Diverse fonti indicano inoltre a Rhodes come autore del discorso tenuto da Obama il 4 giugno 2009 al Cairo e denominato “Un nuovo inizio”, col quale Washington ha di fatto aperto le porte ai Fratelli Musulmani in Egitto e persino come colui che avrebbe consigliato a Obama di ritirare il sostegno a Mubarak. Il nome di Jake Sullivan compare invece in relazione ai negoziati segreti tenuti dall’Amministrazione Obama con il regime iraniano (almeno cinque gli incontri ai quali veniva segnalata la sua presenza) in relazione al programma nucleare ed ha anche svolto un ruolo di primo piano nella campagna di Hillary Clinton alle elezioni presidenziali del 2016, poi vinte da Donald Trump.
Cosa potrebbe succedere alla politica estera statunitense e in particolare a quella diretta in Medio Oriente in caso di vittoria di Biden? Il candidato Dem ha recentemente affermato che in caso di vittoria toglierà il sostegno ad al-Sisi, definito “il dittatore preferito da Trump” e con tanto di tweet. Una mossa che aprirebbe nuovamente le porte agli islamisti radicali. E’ plausibile un cambio di linea del genere?
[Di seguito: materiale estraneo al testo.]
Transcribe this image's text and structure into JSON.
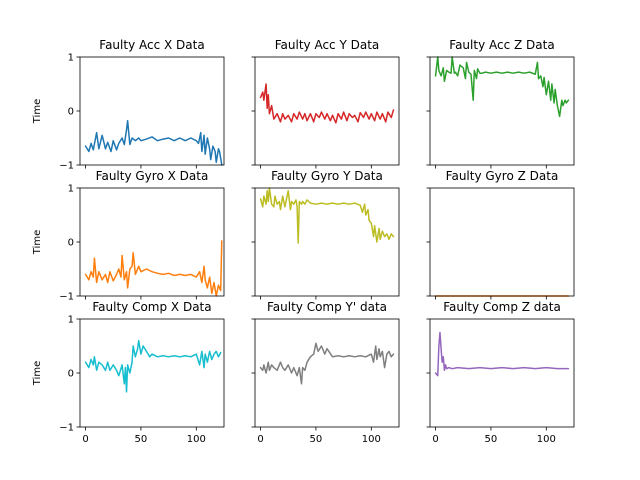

Certamente, come evidenziato da Nahal Toosi, in quanto nonostante l’elevato numero di consiglieri per la politica estera e la sicurezza, Biden punta a fare affidamento esclusivamente su una ventina di esperti con lungo curriculum e parecchi dei quali già operativi durante gli otto anni di amministrazione Obama. In poche parole, una vittoria di Biden potrebbe risultare disastrosa per la stabilità del Medio Oriente, come già successo con quelle cosiddette “Primavere Arabe” che di primaverile hanno mostrato poco o nulla.